Le contexte singulier dans lequel quelques commerçants du Brionnais et du Charolais ont développé l’embouche et leur rôle précurseur dans le développement agricole qui leur est attribué peut s’expliquer par la spécificité des droits d’usage des terres de ces régions agricoles. Contrairement au reste de la campagne française, et même de la Bourgogne, où prédomine, encore au 18e siècle, l’usage des communaux, les propriétaires de ces deux petites régions disposent de leur terre en toute liberté, comme le montrent les commentaires des propriétaires des régions limitrophes contenus dans certains documents d’archives. En 1761, Claude Varenne de Bersest évoque le cas de ces propriétaires du Charolais et du Brionnais qui selon lui doit être développé. « ‘Dans le Brionnais et le comté de Charollais83, l’administration des terres diffère entièrement du reste de la Bourgogne.
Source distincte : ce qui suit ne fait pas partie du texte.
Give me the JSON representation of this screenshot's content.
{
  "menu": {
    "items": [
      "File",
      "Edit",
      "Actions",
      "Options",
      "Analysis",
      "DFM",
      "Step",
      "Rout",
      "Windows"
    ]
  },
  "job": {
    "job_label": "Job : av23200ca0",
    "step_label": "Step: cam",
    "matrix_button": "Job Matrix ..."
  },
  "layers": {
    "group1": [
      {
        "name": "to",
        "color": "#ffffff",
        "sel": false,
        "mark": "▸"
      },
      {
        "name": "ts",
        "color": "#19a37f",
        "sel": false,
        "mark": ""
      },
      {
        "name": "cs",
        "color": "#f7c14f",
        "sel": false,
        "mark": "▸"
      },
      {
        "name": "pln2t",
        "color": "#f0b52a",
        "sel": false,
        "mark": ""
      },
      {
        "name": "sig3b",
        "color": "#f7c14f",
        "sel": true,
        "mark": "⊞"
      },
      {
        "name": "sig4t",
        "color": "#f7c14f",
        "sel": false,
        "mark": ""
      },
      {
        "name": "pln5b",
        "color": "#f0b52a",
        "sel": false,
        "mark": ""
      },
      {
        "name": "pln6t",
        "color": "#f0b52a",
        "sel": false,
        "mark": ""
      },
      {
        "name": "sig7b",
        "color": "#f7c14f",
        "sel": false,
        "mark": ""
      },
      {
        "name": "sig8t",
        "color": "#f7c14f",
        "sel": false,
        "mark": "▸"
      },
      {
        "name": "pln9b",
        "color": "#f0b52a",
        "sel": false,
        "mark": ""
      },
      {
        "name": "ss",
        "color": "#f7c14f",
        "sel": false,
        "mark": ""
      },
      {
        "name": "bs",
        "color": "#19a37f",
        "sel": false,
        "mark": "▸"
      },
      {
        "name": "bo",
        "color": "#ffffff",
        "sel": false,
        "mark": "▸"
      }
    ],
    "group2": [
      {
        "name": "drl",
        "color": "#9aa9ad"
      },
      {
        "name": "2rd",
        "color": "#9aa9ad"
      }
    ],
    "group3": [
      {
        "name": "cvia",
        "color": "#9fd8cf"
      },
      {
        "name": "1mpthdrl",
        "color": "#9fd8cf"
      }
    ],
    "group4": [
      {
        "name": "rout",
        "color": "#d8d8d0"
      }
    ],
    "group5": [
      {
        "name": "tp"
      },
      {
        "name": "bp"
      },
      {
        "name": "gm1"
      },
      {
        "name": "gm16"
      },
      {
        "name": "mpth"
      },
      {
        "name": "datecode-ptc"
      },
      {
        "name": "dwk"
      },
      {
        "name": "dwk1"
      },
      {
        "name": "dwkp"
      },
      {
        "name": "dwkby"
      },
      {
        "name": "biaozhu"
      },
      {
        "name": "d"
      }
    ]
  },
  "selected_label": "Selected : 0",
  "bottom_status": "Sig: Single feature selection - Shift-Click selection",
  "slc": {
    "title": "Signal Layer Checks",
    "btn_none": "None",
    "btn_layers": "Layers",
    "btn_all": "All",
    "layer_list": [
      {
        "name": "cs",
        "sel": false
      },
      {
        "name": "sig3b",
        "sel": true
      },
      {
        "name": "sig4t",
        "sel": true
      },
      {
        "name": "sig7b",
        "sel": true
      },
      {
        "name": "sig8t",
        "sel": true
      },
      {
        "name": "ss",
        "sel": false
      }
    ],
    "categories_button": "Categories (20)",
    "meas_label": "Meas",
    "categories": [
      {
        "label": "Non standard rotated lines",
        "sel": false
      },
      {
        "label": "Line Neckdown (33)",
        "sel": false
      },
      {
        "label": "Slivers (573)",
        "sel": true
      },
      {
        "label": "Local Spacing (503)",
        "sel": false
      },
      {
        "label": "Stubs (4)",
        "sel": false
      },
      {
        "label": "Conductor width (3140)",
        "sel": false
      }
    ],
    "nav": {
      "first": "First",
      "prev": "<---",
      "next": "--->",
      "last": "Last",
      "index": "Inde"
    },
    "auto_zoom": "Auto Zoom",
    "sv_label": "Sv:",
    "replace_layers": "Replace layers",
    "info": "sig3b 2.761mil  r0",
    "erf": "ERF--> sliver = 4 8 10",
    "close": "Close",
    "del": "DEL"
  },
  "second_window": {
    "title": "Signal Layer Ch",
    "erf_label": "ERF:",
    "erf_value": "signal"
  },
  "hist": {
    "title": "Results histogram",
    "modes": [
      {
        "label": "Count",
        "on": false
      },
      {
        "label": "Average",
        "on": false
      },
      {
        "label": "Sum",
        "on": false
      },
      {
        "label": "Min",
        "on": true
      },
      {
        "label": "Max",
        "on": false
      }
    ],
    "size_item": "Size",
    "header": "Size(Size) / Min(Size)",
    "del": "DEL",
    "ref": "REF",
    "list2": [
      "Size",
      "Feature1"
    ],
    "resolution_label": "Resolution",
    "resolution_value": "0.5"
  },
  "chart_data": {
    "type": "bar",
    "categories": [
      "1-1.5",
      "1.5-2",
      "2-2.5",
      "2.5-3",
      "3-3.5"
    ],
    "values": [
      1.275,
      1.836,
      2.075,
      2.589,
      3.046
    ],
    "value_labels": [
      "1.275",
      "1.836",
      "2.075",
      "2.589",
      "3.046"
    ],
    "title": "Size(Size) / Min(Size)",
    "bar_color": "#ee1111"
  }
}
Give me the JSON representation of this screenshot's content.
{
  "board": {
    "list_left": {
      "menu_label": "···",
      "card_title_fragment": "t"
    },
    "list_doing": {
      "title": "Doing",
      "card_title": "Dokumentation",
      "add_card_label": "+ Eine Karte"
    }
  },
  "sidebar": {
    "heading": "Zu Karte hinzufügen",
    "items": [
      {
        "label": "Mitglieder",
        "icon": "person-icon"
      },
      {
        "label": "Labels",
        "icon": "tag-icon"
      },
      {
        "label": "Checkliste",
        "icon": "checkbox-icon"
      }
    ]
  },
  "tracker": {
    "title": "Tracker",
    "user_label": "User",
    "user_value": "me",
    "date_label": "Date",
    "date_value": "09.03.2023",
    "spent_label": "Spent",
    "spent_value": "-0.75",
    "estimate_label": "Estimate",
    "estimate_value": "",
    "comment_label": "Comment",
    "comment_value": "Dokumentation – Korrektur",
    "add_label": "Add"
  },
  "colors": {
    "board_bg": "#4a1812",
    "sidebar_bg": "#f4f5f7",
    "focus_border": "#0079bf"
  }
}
Le territoire des paroisses est partagé en domaines, en métairies plus ou moins considérables et chaque domaine est imposé d’héritages rapprochés les uns des autres et presque tous clos de fossés et de haies sans distinction de prés ou de terres labourables dont le Maître jouit en vrai propriétaire. (...) Chacun de ces deux petits baillages nourrit proportionnellement beaucoup plus de bétail qu’aucun autre baillage de la province et d’une espèce forte supérieure ; c’est dans ces deux pays seulement qu’on engraisse des boeufs pour le Service des Boucheries dont les habitants porteraient encore plus loin les avantages s’ils s’appliquaient à faire des prairies artificielles’ » [Bougler et al., 1973, 7-8]84.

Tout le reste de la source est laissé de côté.